Я не хотел получить насморк, но и воспринимать дальше в таком обилии факты, которым не было, нет и, кажется, просто не могло быть никакого разумного объяснения, этого я тоже больше не хотел. Считается, что чем больше поставлено экспериментов, тем скорее на них найдется управа, то бишь теоретическое объяснение. Эксперименты (не совсем ясно, правда, кем поставленные) сыпались на меня в последнее время, как из рога изобилия. Что же касается теоретического их обоснования, скажем еще откровеннее, просто хоть какого-нибудь объяснения, то оно только начинало брезжить в моем нетренированном на подобные калькуляции мозгу.

Фактов было предостаточно, но никогда не знаешь, какой из них будет решающим щелчком, от которого вздрогнет оцепеневшая было догадливость. Сережа между тем продолжал:

– В общем, закончил он шикарным периодом. Шокированной публике было сообщено, что в ближайшие дне у «математиков» будет наведен порядок. Затем он любезно сообщил, что мы не в детском саду и его вообще не интересует, есть ли у нас машина, магнитные ленты и прочее. Мы должны отлаживать программы. Вот так! А как, где, на чем – это все разговорчики. Понимаешь? Это мы для отвода глаз к нему со всем этим пристаем. А на самом деле просто сачкуем потихоньку. Но с этим, мол, пора кончать.

– Ладно, Серж. Все более менее ясно. А что Лиля?

– Что Лиля, что Лиля? Пойди ее и спроси.

– Ну ладно, это все понятно. Ты мне скажи, Серж, для чего это Борисов все делает?

– Что именно?

– Да вот это все. Зачем здесь Телешов? И что за идиотская игра: Борисов без конца подгоняет меня, нашептывает разные посулы, перспективы и тут же ничего не делает, чтобы действительно ускорить работу. Вернее, делает все, чтобы ее развалить. Собирал, собирал людей, а теперь… Что ж он, не понимает, что его линия – на наше уничтожение?

– Не понимает, наверное. А в общем, Геныч, я сюда пришел не для изучения психологии начальства. Ты, когда со мной говорил, обещал плюс двадцать и хорошую задачу. С перспективкой. Плюс двадцать я получил. Задачу тоже. Машины, правда, здесь хреновые, да и Телешов – типчик тот еще. Но пока работать можно. Когда станет нельзя – поговорим.

С перспективкой! Это уж точно, с перспективкой. Только для кого? И с какой?

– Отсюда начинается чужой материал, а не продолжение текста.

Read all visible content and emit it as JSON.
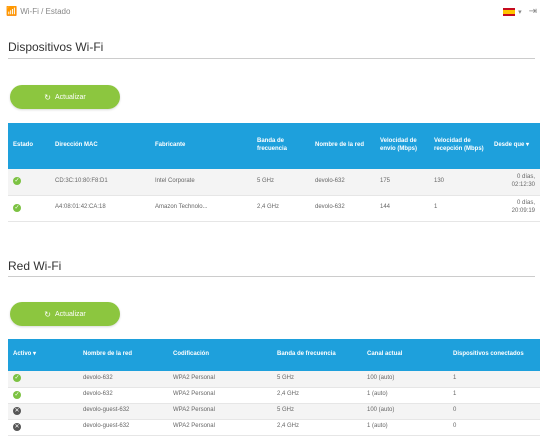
{
  "header": {
    "breadcrumb": "Wi-Fi / Estado",
    "language_flag": "es",
    "colors": {
      "accent": "#1ea0dc",
      "button": "#8cc63f"
    }
  },
  "devices": {
    "title": "Dispositivos Wi-Fi",
    "refresh_label": "Actualizar",
    "columns": [
      "Estado",
      "Dirección MAC",
      "Fabricante",
      "Banda de frecuencia",
      "Nombre de la red",
      "Velocidad de envío (Mbps)",
      "Velocidad de recepción (Mbps)",
      "Desde que ▾"
    ],
    "rows": [
      {
        "status": "ok",
        "mac": "CD:3C:10:80:F8:D1",
        "maker": "Intel Corporate",
        "band": "5 GHz",
        "ssid": "devolo-632",
        "tx": "175",
        "rx": "130",
        "since": "0 días, 02:12:30"
      },
      {
        "status": "ok",
        "mac": "A4:08:01:42:CA:18",
        "maker": "Amazon Technolo...",
        "band": "2,4 GHz",
        "ssid": "devolo-632",
        "tx": "144",
        "rx": "1",
        "since": "0 días, 20:09:19"
      }
    ]
  },
  "networks": {
    "title": "Red Wi-Fi",
    "refresh_label": "Actualizar",
    "columns": [
      "Activo ▾",
      "Nombre de la red",
      "Codificación",
      "Banda de frecuencia",
      "Canal actual",
      "Dispositivos conectados"
    ],
    "rows": [
      {
        "status": "ok",
        "name": "devolo-632",
        "enc": "WPA2 Personal",
        "band": "5 GHz",
        "channel": "100 (auto)",
        "devices": "1"
      },
      {
        "status": "ok",
        "name": "devolo-632",
        "enc": "WPA2 Personal",
        "band": "2,4 GHz",
        "channel": "1 (auto)",
        "devices": "1"
      },
      {
        "status": "off",
        "name": "devolo-guest-632",
        "enc": "WPA2 Personal",
        "band": "5 GHz",
        "channel": "100 (auto)",
        "devices": "0"
      },
      {
        "status": "off",
        "name": "devolo-guest-632",
        "enc": "WPA2 Personal",
        "band": "2,4 GHz",
        "channel": "1 (auto)",
        "devices": "0"
      }
    ]
  }
}
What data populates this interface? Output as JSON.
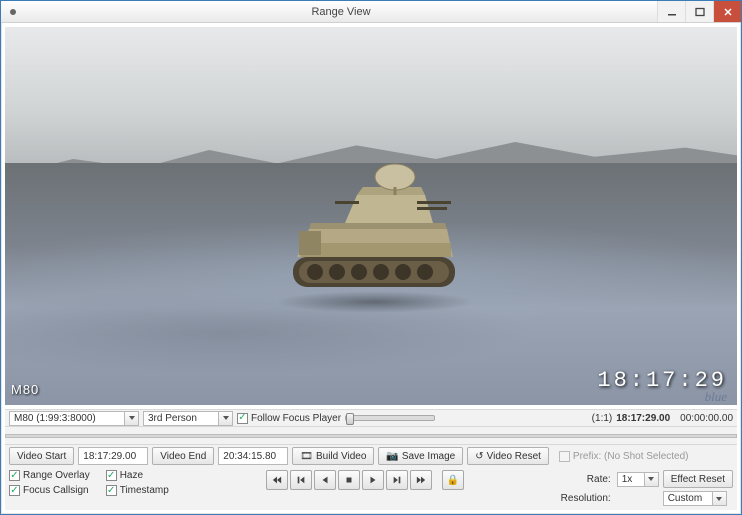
{
  "window": {
    "title": "Range View",
    "modified_indicator": "*"
  },
  "viewport": {
    "entity_label": "M80",
    "timestamp_overlay": "18:17:29",
    "watermark": "blue"
  },
  "status": {
    "entity_dropdown": "M80 (1:99:3:8000)",
    "camera_dropdown": "3rd Person",
    "follow_label": "Follow Focus Player",
    "ratio": "(1:1)",
    "current_time": "18:17:29.00",
    "elapsed": "00:00:00.00"
  },
  "video": {
    "start_label": "Video Start",
    "start_value": "18:17:29.00",
    "end_label": "Video End",
    "end_value": "20:34:15.80",
    "build_label": "Build Video",
    "save_image_label": "Save Image",
    "reset_label": "Video Reset",
    "prefix_label": "Prefix: (No Shot Selected)"
  },
  "checks": {
    "range_overlay": "Range Overlay",
    "haze": "Haze",
    "focus_callsign": "Focus Callsign",
    "timestamp": "Timestamp"
  },
  "right": {
    "rate_label": "Rate:",
    "rate_value": "1x",
    "effect_reset": "Effect Reset",
    "resolution_label": "Resolution:",
    "resolution_value": "Custom"
  },
  "icons": {
    "camera": "📷",
    "reset": "↺",
    "lock": "🔒"
  }
}
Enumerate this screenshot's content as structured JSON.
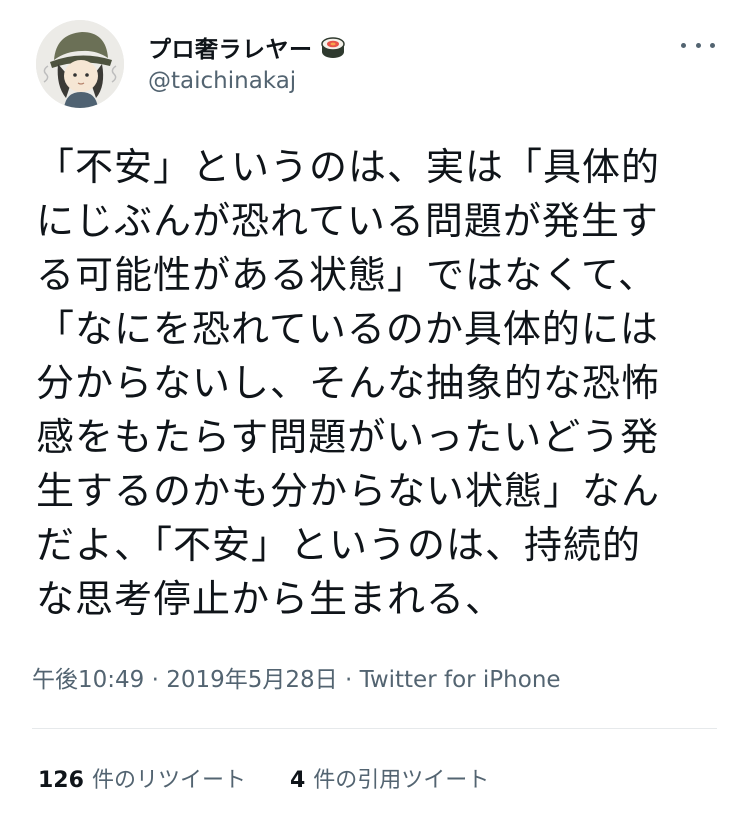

В ту ночь я почти не мог работать. И, как бы идя навстречу пожеланиям трудящихся, машина была в отвратительном состоянии. Шли бесконечные сбои магнитной ленты. Через одну, две, максимум через две с половиной минуты рабочего времени. Я переставлял ленты со шкафа на шкаф, менял коммутацию, а в основном включал блокировку сбоя и гнал, гнал программу дальше. Это была, конечно, липа: при блокировке сбоя машина могла работать и при самых невероятных залепах в программе. Но в ту ночь, после диалогов с Лилей Самусевич и Сережей Акимовым, я почти не мог работать. Как спринтер, приявший низкий старт, я весь уже был устремлен к завтрашнему сражению (именно так мне это представлялось) с Борисовым.

Начальство надо знать в затылок. Мой спринтерский разбег наткнулся на затылок Борисова, и я понял, что это уже почти финиш. Что все будет не так, как разыгрывалось вчера ночью в моем одичалом от бессонницы мозгу.

Он слышал, что я вошел в кабинет (собственно, не кабинет, а клетушка три на два, отгороженная от общей комнаты фанерными стенами, не достающими до потолка). Слышал, но продолжал стоять лицом к окну, то есть спиной ко мне. Никакой реакции. Только перестал постукивать на пишущей машинке Васильев, невзрачный мужичонка с огромной залысиной. (Его взяли неделю назад. Все время сидит у начотдела. Сидит весь день в наушниках и крутит пленку диктофона: расшифровывает выступления китов на различных заседаниях да совещаниях. Расшифрует, а потом перепечатывает. Нечто вроде личного секретаря, как поняли в отделе. Мужичонка вроде безвредный. Хмырь болотный, но ничего, компанейский.) Васильев посмотрел на меня, я взглядом указал ему на Борисова. Тогда Васильев сказал: «Леонид Николаевич, к вам…» Борисов обернулся и сначала обратился к Васильеву: «Сводку заканчиваешь?» Тот кивнул.

И только потом ко мне:

– Ну садись, Геннадий Александрович, садись. С чем пришел?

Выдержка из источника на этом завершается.